Si bien desde inicios del siglo veinte se alzaban distintas voces que censuraban y denunciaban el hacinamiento y el régimen de terror de la “Siberia argentina”, fue gracias a la decisión política del Presidente Juan Domingo Perón, y al especial impulso de Roberto Pettinato, que la cárcel de Ushuaia dejó de existir como tal. Hoy funciona como museo, e ilustra a sus visitantes sobre las tétricas condiciones en que cumplían pena sus habitantes, así como respecto de los personajes “famosos” que por sus muros pasaron, como por ejemplo el renombrado “Petiso Orejudo”, o el afamado cantor de tango Carlos Gardel (aunque la estadía del “zorzal criollo” por ahora sea una leyenda sin confirmar).

Pero la imborrable huella que dejó Pettinato no se debió únicamente al cierre (por decreto del 21 de marzo de 1947) de la tristemente célebre “cárcel del fin del mundo”. La gran reforma penitenciaria llevada a cabo por él tuvo, como objetivo fundamental, llevar la Justicia Social a las cárceles, en consonancia con las transformaciones políticas, económicas y sociales que en aquel momento estaba viviendo el país.

Demostración de lo dicho son las innumerables medidas que tomó con el firme propósito de humanizar el modo en que -hasta el advenimiento del justicialismo- se ejecutaba la sanción penal.
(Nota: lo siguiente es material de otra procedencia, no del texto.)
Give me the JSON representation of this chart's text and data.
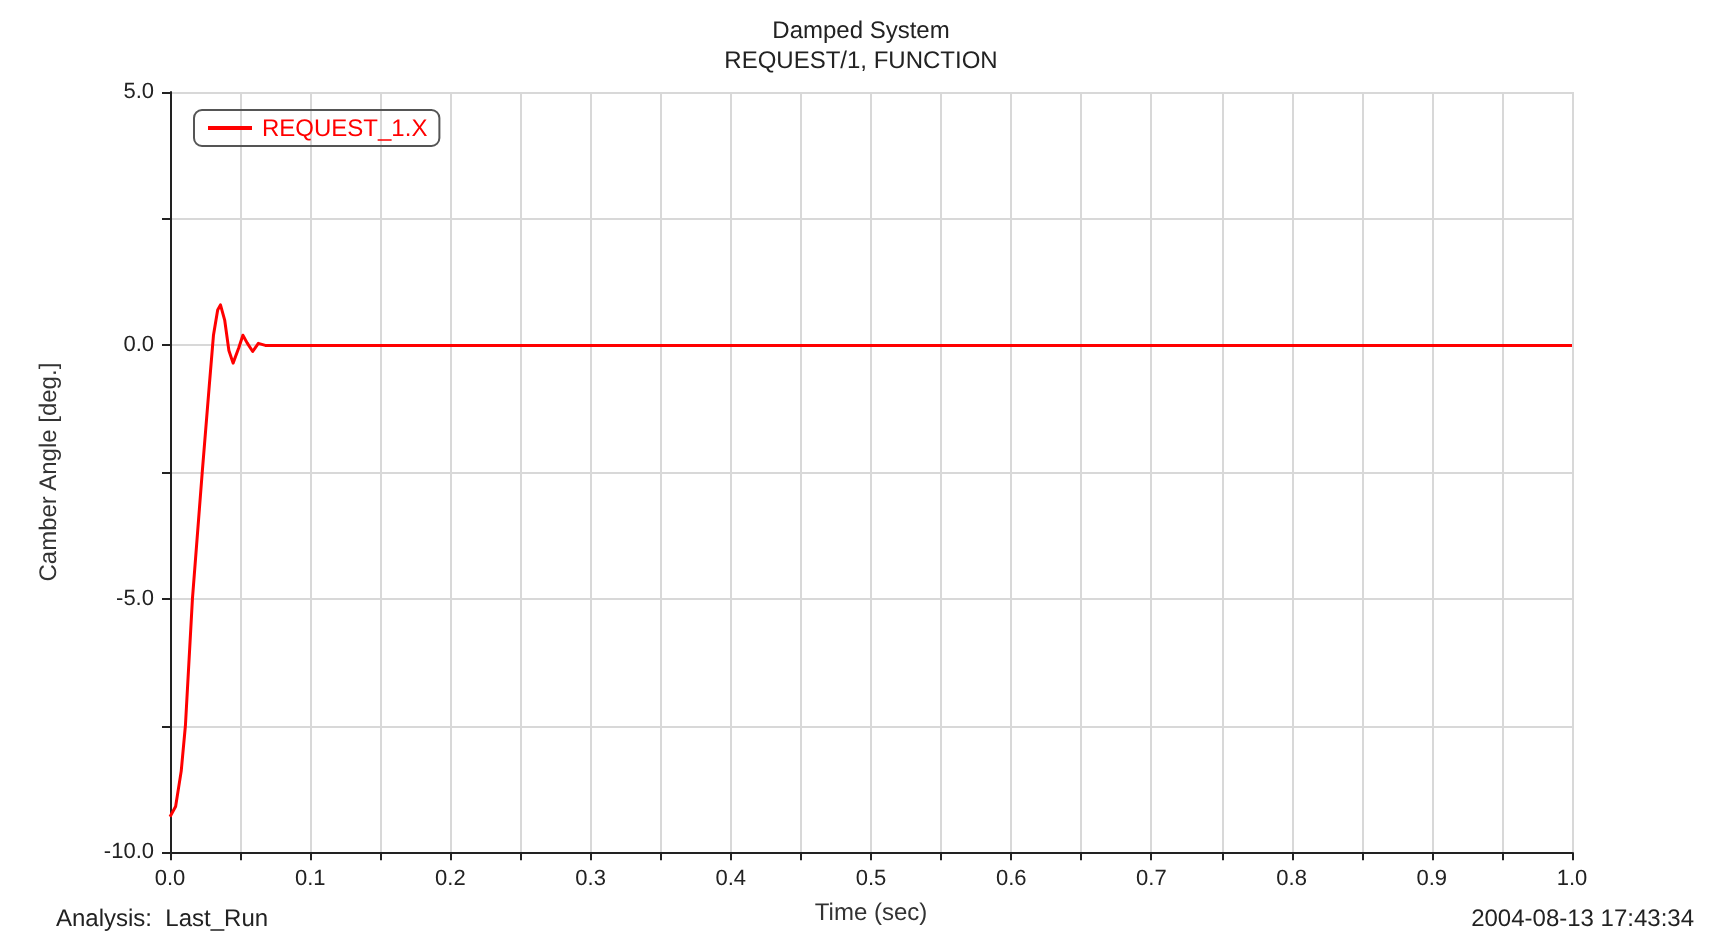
{
  "chart_data": {
    "type": "line",
    "title": "Damped System",
    "subtitle": "REQUEST/1, FUNCTION",
    "xlabel": "Time (sec)",
    "ylabel": "Camber Angle [deg.]",
    "series": [
      {
        "name": "REQUEST_1.X",
        "color": "#ff0000",
        "x": [
          0,
          0.004,
          0.008,
          0.011,
          0.016,
          0.023,
          0.028,
          0.031,
          0.034,
          0.036,
          0.039,
          0.042,
          0.045,
          0.049,
          0.052,
          0.055,
          0.059,
          0.063,
          0.068,
          0.1,
          0.2,
          0.5,
          1.0
        ],
        "values": [
          -9.3,
          -9.1,
          -8.4,
          -7.5,
          -5.0,
          -2.5,
          -0.8,
          0.2,
          0.7,
          0.8,
          0.5,
          -0.1,
          -0.35,
          -0.05,
          0.2,
          0.05,
          -0.12,
          0.04,
          0,
          0,
          0,
          0,
          0
        ]
      }
    ],
    "xlim": [
      0,
      1.0
    ],
    "xticks": [
      {
        "value": 0,
        "label": "0.0"
      },
      {
        "value": 0.05,
        "label": null
      },
      {
        "value": 0.1,
        "label": "0.1"
      },
      {
        "value": 0.15,
        "label": null
      },
      {
        "value": 0.2,
        "label": "0.2"
      },
      {
        "value": 0.25,
        "label": null
      },
      {
        "value": 0.3,
        "label": "0.3"
      },
      {
        "value": 0.35,
        "label": null
      },
      {
        "value": 0.4,
        "label": "0.4"
      },
      {
        "value": 0.45,
        "label": null
      },
      {
        "value": 0.5,
        "label": "0.5"
      },
      {
        "value": 0.55,
        "label": null
      },
      {
        "value": 0.6,
        "label": "0.6"
      },
      {
        "value": 0.65,
        "label": null
      },
      {
        "value": 0.7,
        "label": "0.7"
      },
      {
        "value": 0.75,
        "label": null
      },
      {
        "value": 0.8,
        "label": "0.8"
      },
      {
        "value": 0.85,
        "label": null
      },
      {
        "value": 0.9,
        "label": "0.9"
      },
      {
        "value": 0.95,
        "label": null
      },
      {
        "value": 1.0,
        "label": "1.0"
      }
    ],
    "ylim": [
      -10,
      5
    ],
    "yticks": [
      {
        "value": -10,
        "label": "-10.0"
      },
      {
        "value": -7.5,
        "label": null
      },
      {
        "value": -5,
        "label": "-5.0"
      },
      {
        "value": -2.5,
        "label": null
      },
      {
        "value": 0,
        "label": "0.0"
      },
      {
        "value": 2.5,
        "label": null
      },
      {
        "value": 5,
        "label": "5.0"
      }
    ],
    "grid": true,
    "legend": "top left",
    "marker": "none",
    "line_style": "solid",
    "annotations": [
      "Analysis:  Last_Run",
      "2004-08-13 17:43:34"
    ]
  }
}
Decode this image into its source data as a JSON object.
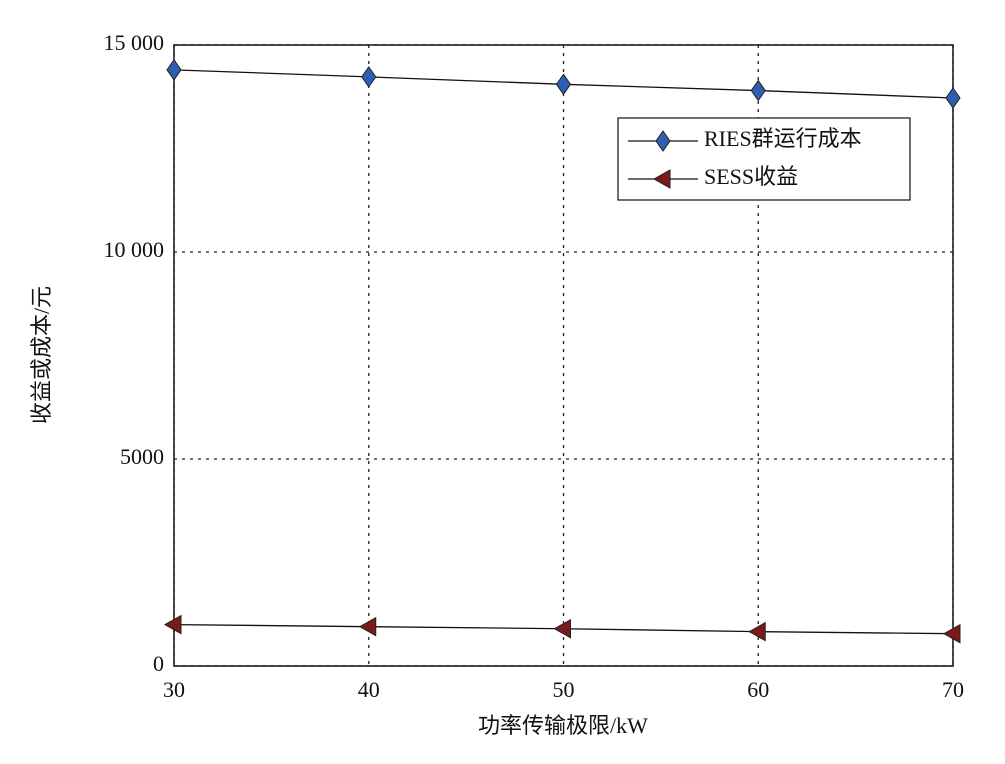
{
  "chart_data": {
    "type": "line",
    "x_label": "功率传输极限/kW",
    "y_label": "收益或成本/元",
    "x": [
      30,
      40,
      50,
      60,
      70
    ],
    "xlim": [
      30,
      70
    ],
    "xticks": [
      30,
      40,
      50,
      60,
      70
    ],
    "ylim": [
      0,
      15000
    ],
    "yticks": [
      0,
      5000,
      {
        "value": 10000,
        "label": "10 000"
      },
      {
        "value": 15000,
        "label": "15 000"
      }
    ],
    "grid": true,
    "legend": "upper right",
    "series": [
      {
        "name": "RIES群运行成本",
        "color": "#2f5fb3",
        "marker": "diamond",
        "values": [
          14400,
          14230,
          14050,
          13900,
          13720
        ]
      },
      {
        "name": "SESS收益",
        "color": "#7a1a1a",
        "marker": "triangle-left",
        "values": [
          1000,
          950,
          900,
          830,
          780
        ]
      }
    ]
  }
}
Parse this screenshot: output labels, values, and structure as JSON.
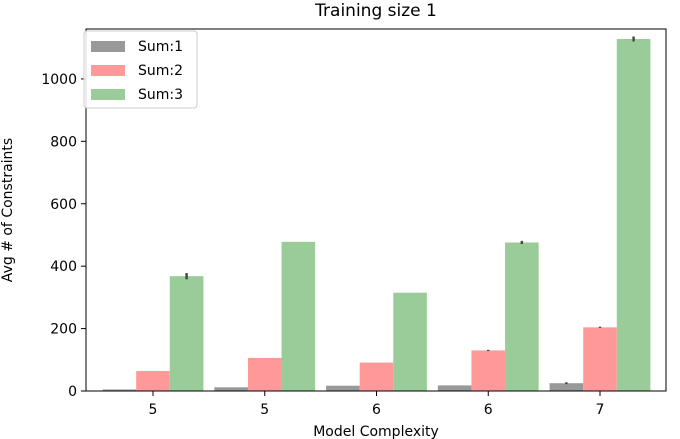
{
  "chart_data": {
    "type": "bar",
    "title": "Training size 1",
    "xlabel": "Model Complexity",
    "ylabel": "Avg # of Constraints",
    "categories": [
      "5",
      "5",
      "6",
      "6",
      "7"
    ],
    "ylim": [
      0,
      1160
    ],
    "yticks": [
      0,
      200,
      400,
      600,
      800,
      1000
    ],
    "grid": false,
    "legend_position": "top-left",
    "series": [
      {
        "name": "Sum:1",
        "color": "#999999",
        "values": [
          5,
          12,
          17,
          18,
          25
        ],
        "errors": [
          0,
          0,
          0,
          0,
          3
        ]
      },
      {
        "name": "Sum:2",
        "color": "#ff9999",
        "values": [
          64,
          106,
          91,
          130,
          204
        ],
        "errors": [
          0,
          0,
          0,
          2,
          2
        ]
      },
      {
        "name": "Sum:3",
        "color": "#99cc99",
        "values": [
          368,
          478,
          315,
          476,
          1128
        ],
        "errors": [
          10,
          0,
          0,
          5,
          8
        ]
      }
    ]
  }
}
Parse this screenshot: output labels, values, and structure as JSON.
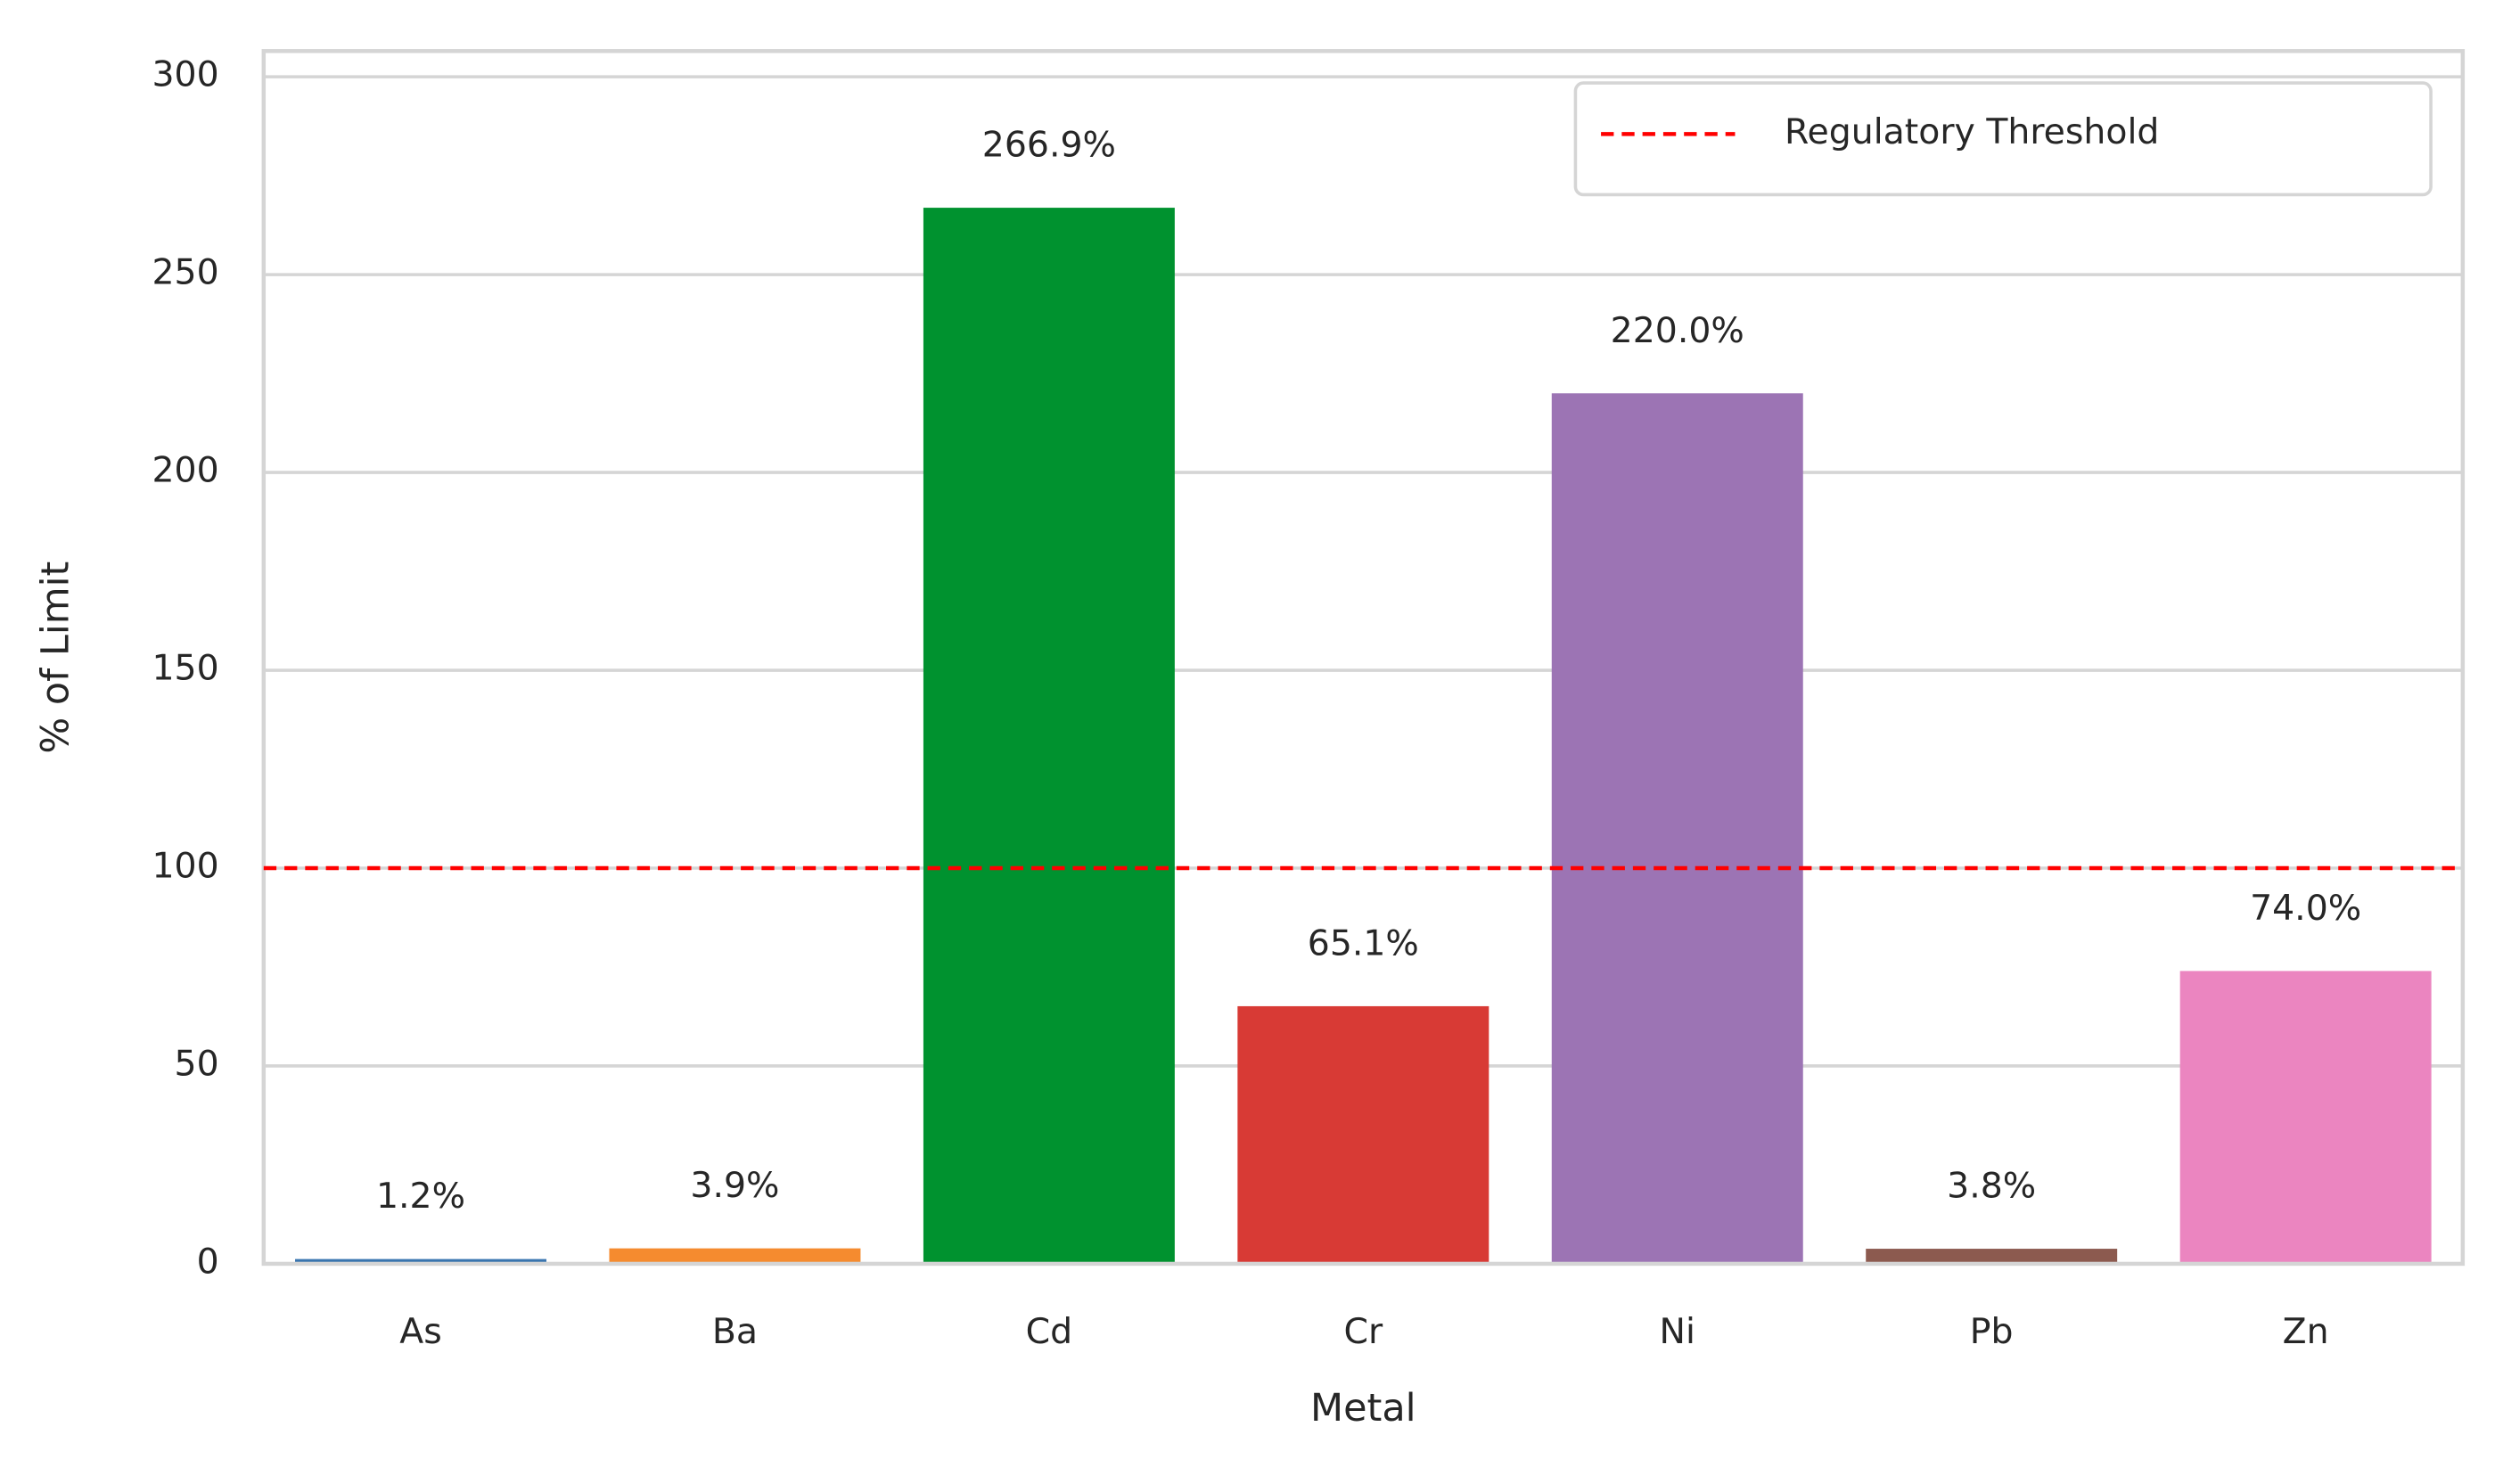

La erradicación del humillante traje a rayas que vestían los internos, la eliminación del uso de grilletes para sus traslados, la duplicación del peculio por las tareas laborales realizadas, y la supresión del sistema en virtud del cual se sustituía por números el nombre y apellido de los penados, fueron algunas de las principales decisiones adoptadas en pos de reafirmar la dignidad humana de todo hombre privado de libertad.

La política penitenciaria del primer gobierno peronista significó una ruptura con la forma en que hasta entonces se había afrontado el problema del delito y su castigo. La pena dejó de ser solamente sinónimo de castigo, para pasar a tener como finalidad primordial la reeducación y adaptación social del condenado. Sirven como muestra de la nueva concepción oficial respecto del problema delictual las palabras del propio Pettinato en uno de sus tantos y célebres discursos: “La auténtica prevención de la criminalidad no ha de consistir en otra cosa que en lograr la equitativa distribución del trabajo, de las posibilidades de obtener una adecuada formación cultural, de poder preservar la salud del cuerpo y del espíritu y de participar convenientemente de todos los bienes de la comunidad nacional, es decir, señores, en obtener justicia social”.

En la coyuntura que hoy nos toca vivir, con debate incluido sobre reforma del Servicio Penitenciario Bonaerense, resulta interesante repasar acontecimientos históricos de los que tal vez sea posible tomar en cuenta algunas de las experiencias vividas en nuestro país.